Question

If $1\dfrac{1}{2}$ moles of oxygen combine with $Al$ to form $A{l_2}{O_3}$, the weight of $Al$ used in the reaction is $\left( {Al = 27} \right)$.
(a)$27g$
(b)$54g$
(c)$40.5g$
(d)$81g$

Answer 1

Hint: We recognize that the number of moles in a given amount of any substance is adequate to the grams of the substance divided by its molecular weight.
We can write the mathematical expression for mole as,
${\text{Mole}} = \dfrac{{{\text{weight of substance}}}}{{{\text{Molecular weight}}}}$

Complete step by step solution:
Aluminium oxide is formed when aluminium is reacted with oxygen, the chemical reaction is,
$4Al\left( s \right) + 3{O_2}\left( g \right) \to 2A{l_2}{O_3}\left( s \right)$
Three moles of oxygen gas reacts with four moles of aluminium.
So, half mole of oxygen gas will react with aluminium metal.
The mass of aluminium can be calculated as,
${\text{Mole}} = \dfrac{{{\text{weight of substance}}}}{{{\text{Molecular weight}}}}$
We know that the molar weight of aluminium \[ = 27g/mol\]
Half moles of oxygen reacts with $ = \dfrac{4}{3} \times \dfrac{3}{2} = 2mole$
Substituting the known values in the above equation,
$2 = \dfrac{{{\text{Weight of the substance}}}}{{27g}}$
Weight of the substance$ = 27g \times 2$
Weight of the substance$ = 54g$
Therefore, the mass of aluminium worn in the reaction is \[54grams\].
Therefore, option (b) is correct.

Note:
We apprehend that a mole magnitude relation could be a ratio between the numbers of moles of any 2 species concerned in an exceedingly chemical reaction.
The given equation is,
${N_2}\left( g \right) + 3{H_2}\left( g \right) \to 2N{H_3}\left( g \right)$
Six gram of hydrogen reacts with twenty eight grams of nitrogen to offer ammonia.
The total mass of ammonia $ = 2 \times 14 + 2\left( 3 \right) = 34$
One gram of nitrogen reacts with one gram of hydrogen to give $\dfrac{{34}}{{28}} \times 1g$ ammonia.
When $2 \times {10^3}\,g$ of Dinitrogen reacts with $1 \times {10^3}g$ of hydrogen to give,
$\dfrac{{34}}{{28}} \times 2 \times {10^3}g = 2428.57g$
The mass of ammonia produced if $2 \times {10^3}g$ Dinitrogen reacts with $1 \times {10^3}g$ of hydrogen is $2428.57g$.
Hence nitrogen is the limiting agent.
Dinitrogen is that the limiting chemical agent and gas is the excess reagent.
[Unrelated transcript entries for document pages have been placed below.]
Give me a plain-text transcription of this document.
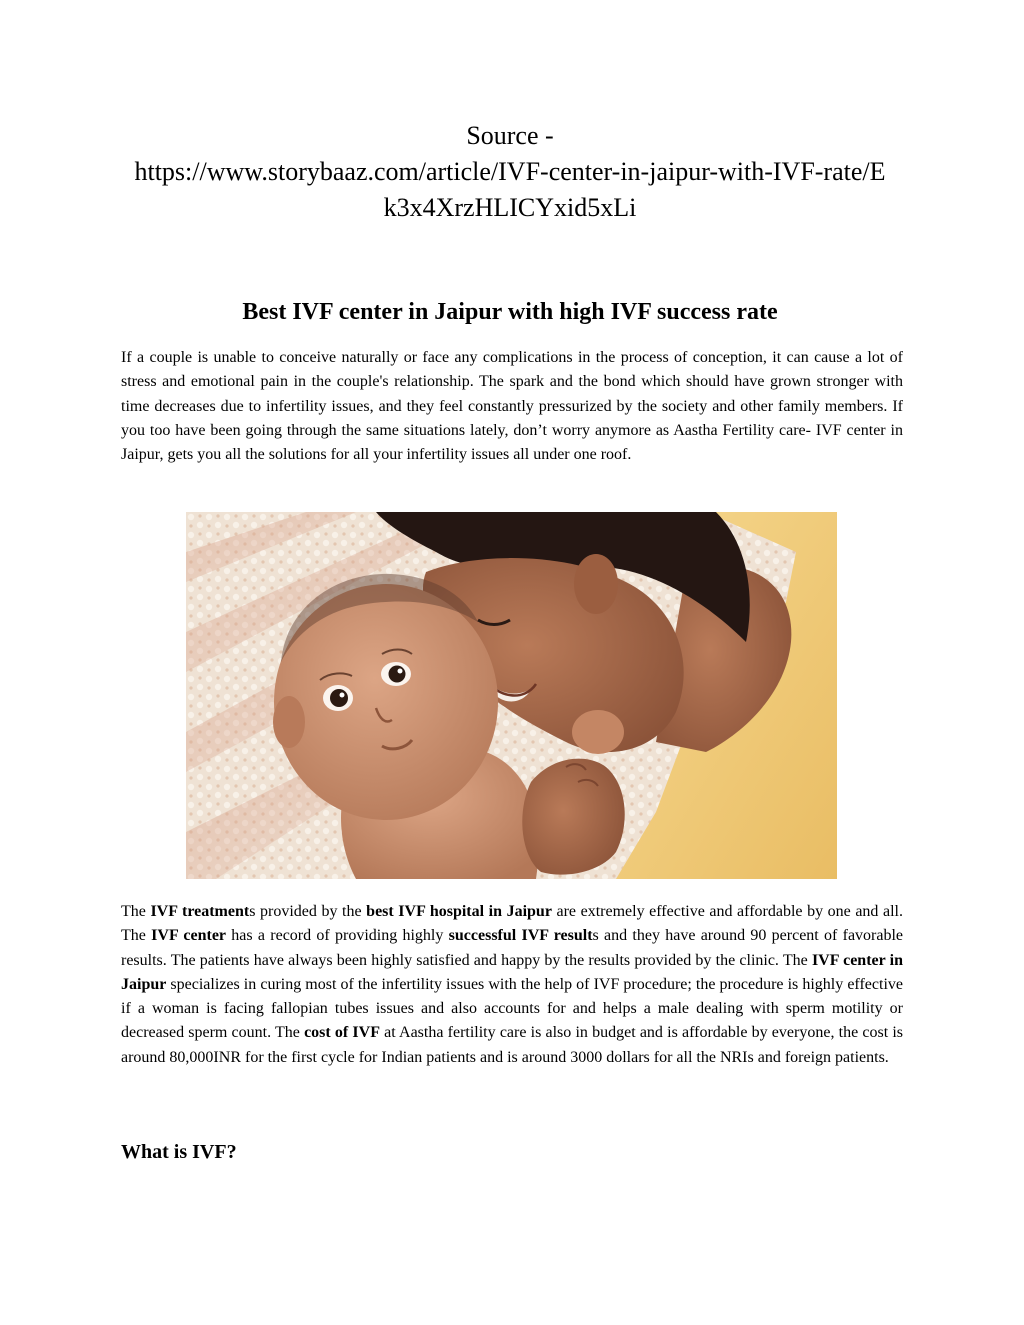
Source -
https://www.storybaaz.com/article/IVF-center-in-jaipur-with-IVF-rate/E
k3x4XrzHLICYxid5xLi
Best IVF center in Jaipur with high IVF success rate

If a couple is unable to conceive naturally or face any complications in the process of conception, it can cause a lot of stress and emotional pain in the couple's relationship. The spark and the bond which should have grown stronger with time decreases due to infertility issues, and they feel constantly pressurized by the society and other family members. If you too have been going through the same situations lately, don’t worry anymore as Aastha Fertility care- IVF center in Jaipur, gets you all the solutions for all your infertility issues all under one roof.

The IVF treatments provided by the best IVF hospital in Jaipur are extremely effective and affordable by one and all. The IVF center has a record of providing highly successful IVF results and they have around 90 percent of favorable results. The patients have always been highly satisfied and happy by the results provided by the clinic. The IVF center in Jaipur specializes in curing most of the infertility issues with the help of IVF procedure; the procedure is highly effective if a woman is facing fallopian tubes issues and also accounts for and helps a male dealing with sperm motility or decreased sperm count. The cost of IVF at Aastha fertility care is also in budget and is affordable by everyone, the cost is around 80,000INR for the first cycle for Indian patients and is around 3000 dollars for all the NRIs and foreign patients.

What is IVF?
Hence, dihydrogen can stay unreacted.
Amount of hydrogen that remains unreacted.
Six gram of hydrogen reacts with twenty eight grams of nitrogen to offer ammonia. Hence $2 \times {10^3}g$ require $ = \dfrac{6}{{28}} \times 2 \times {10^3} = 428.5g$
Amount of hydrogen that remains unreacted$ = 1 \times {10^3}g - 428.5g = 571.5g$.